Fajarasia.co – Direktur Jenderal Perhubungan Darat Kementerian Perhubungan (Kemenhub) Budi Setiyadi menyatakan, persiapan mudik Lebaran hingga saat ini sudah mencapai 100 persen.
“Sudah 100 persen tinggal realisasi,” jelas Budi, Sabtu (16/4/2022).
Menurutnya, pemerintah sudah sering menerapkan contraflow (lawan arus) saat mudik Lebaran. Untuk itu ia berharap, semua berjalan dengan lancar dan aman.
Sementara, kata dia, sistem ganjil-genap baru akan diterapkan tahun 2022 saat pandemi covid-19. Namun, kata dia, sebenarnya gagasan pemberlakuan ganjil-genap sudah ada sejak tahun 2019.

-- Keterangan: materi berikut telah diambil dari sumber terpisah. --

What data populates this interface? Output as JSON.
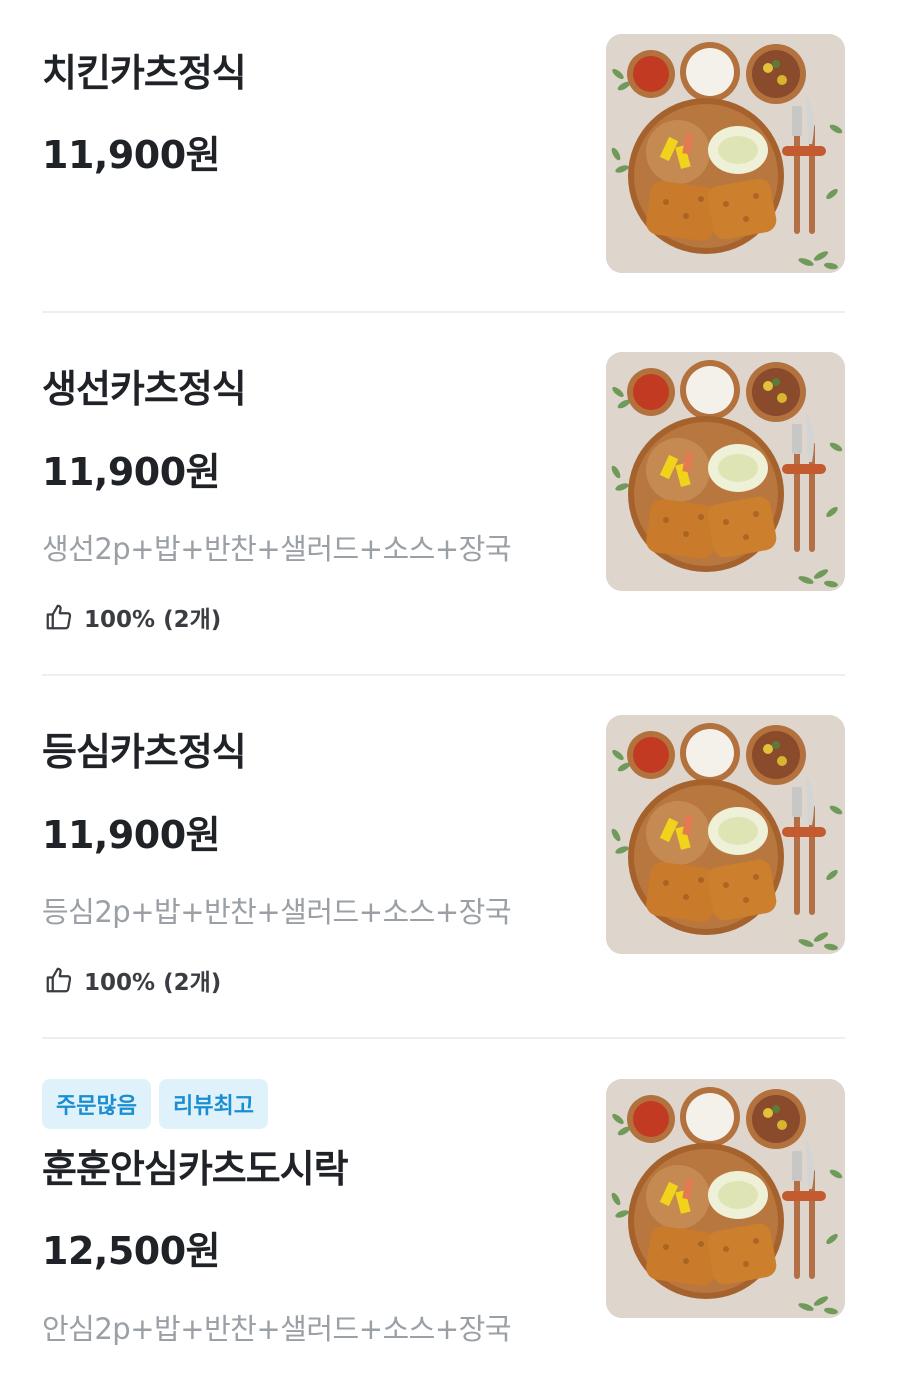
{
  "menu": {
    "items": [
      {
        "name": "치킨카츠정식",
        "price": "11,900원",
        "description": "",
        "rating": "",
        "badges": []
      },
      {
        "name": "생선카츠정식",
        "price": "11,900원",
        "description": "생선2p+밥+반찬+샐러드+소스+장국",
        "rating": "100% (2개)",
        "badges": []
      },
      {
        "name": "등심카츠정식",
        "price": "11,900원",
        "description": "등심2p+밥+반찬+샐러드+소스+장국",
        "rating": "100% (2개)",
        "badges": []
      },
      {
        "name": "훈훈안심카츠도시락",
        "price": "12,500원",
        "description": "안심2p+밥+반찬+샐러드+소스+장국",
        "rating": "",
        "badges": [
          "주문많음",
          "리뷰최고"
        ]
      }
    ]
  },
  "icons": {
    "rating": "thumbs-up-icon"
  },
  "colors": {
    "badge_bg": "#dff2fc",
    "badge_text": "#1b8ecf",
    "description": "#9aa0a6",
    "divider": "#eceef0"
  }
}
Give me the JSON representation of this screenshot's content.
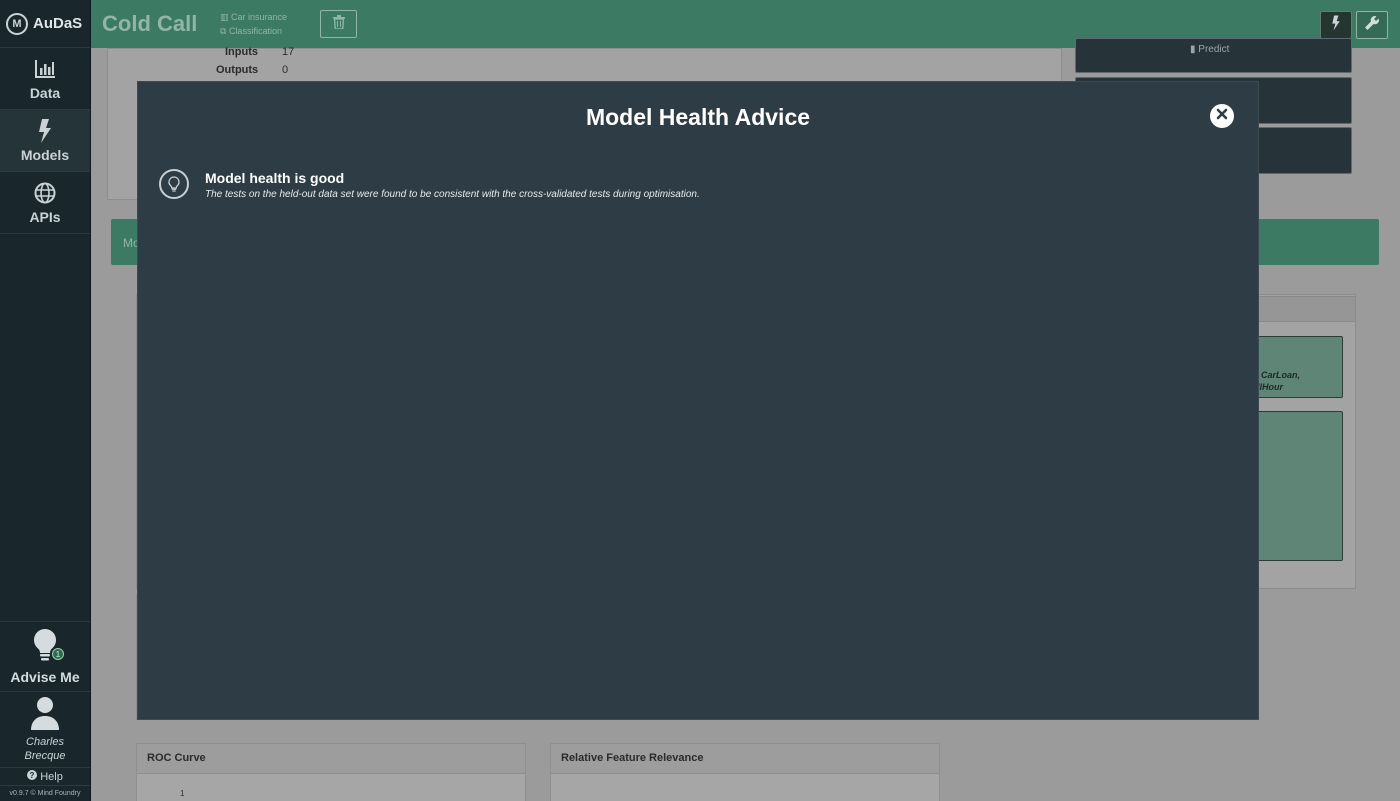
{
  "sidebar": {
    "brand": "AuDaS",
    "items": [
      {
        "label": "Data",
        "icon": "bar-chart-icon"
      },
      {
        "label": "Models",
        "icon": "bolt-icon"
      },
      {
        "label": "APIs",
        "icon": "globe-icon"
      }
    ],
    "advise": {
      "label": "Advise Me",
      "badge": "1"
    },
    "user": {
      "first": "Charles",
      "last": "Brecque"
    },
    "help": "Help",
    "version": "v0.9.7 © Mind Foundry"
  },
  "header": {
    "title": "Cold Call",
    "dataset": "Car insurance",
    "task": "Classification"
  },
  "background": {
    "inputs_label": "Inputs",
    "inputs_value": "17",
    "outputs_label": "Outputs",
    "outputs_value": "0",
    "predict": "Predict",
    "green_bar_text": "Mo",
    "teal_text_1": ", CarLoan,",
    "teal_text_2": "llHour",
    "roc_title": "ROC Curve",
    "roc_tick": "1",
    "relevance_title": "Relative Feature Relevance"
  },
  "modal": {
    "title": "Model Health Advice",
    "advice_title": "Model health is good",
    "advice_desc": "The tests on the held-out data set were found to be consistent with the cross-validated tests during optimisation."
  },
  "colors": {
    "header": "#3d7a63",
    "sidebar": "#19272d",
    "modal": "#2e3c45"
  }
}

“Contraflow akan diberlakukan mulai dari Kilometer (Km) 70 sampai dengan Km 63, Km 40. Ya, pokonya nanti kita menyesuaikan dengan keadaan juga,” imbuh Budi.
Untuk diketahui, berdasarkan hasil survei tentang potensi pemudik pada mudik Lebaran tahun 2022 yang dilakukan oleh Badan Litbang Perhubungan (Balitbanghub), potensi pemudik mencapai 79.4 orang dan sebanyak 40 juta diantaranya akan memilih menggunakan kendaraan pribadi baik mobil maupun motor.
Pilihan moda transportasi terbanyak kedua setelah kendaraan pribadi yaitu angkutan jalan (bus dan penyeberangan) sebanyak 26.7 juta orang, pesawat udara 8.9 juta orang, kereta api 8.2 juta orang, kapal, 1.4 juta, dan angkutan lainnya 0.1 juta orang.
“Dari 79.4 juta orang yang diprediksi mudik, sebanyak 13 juta orang berasal dari Jabodetabek,” jelas Menhub Budi Karya Sumadi.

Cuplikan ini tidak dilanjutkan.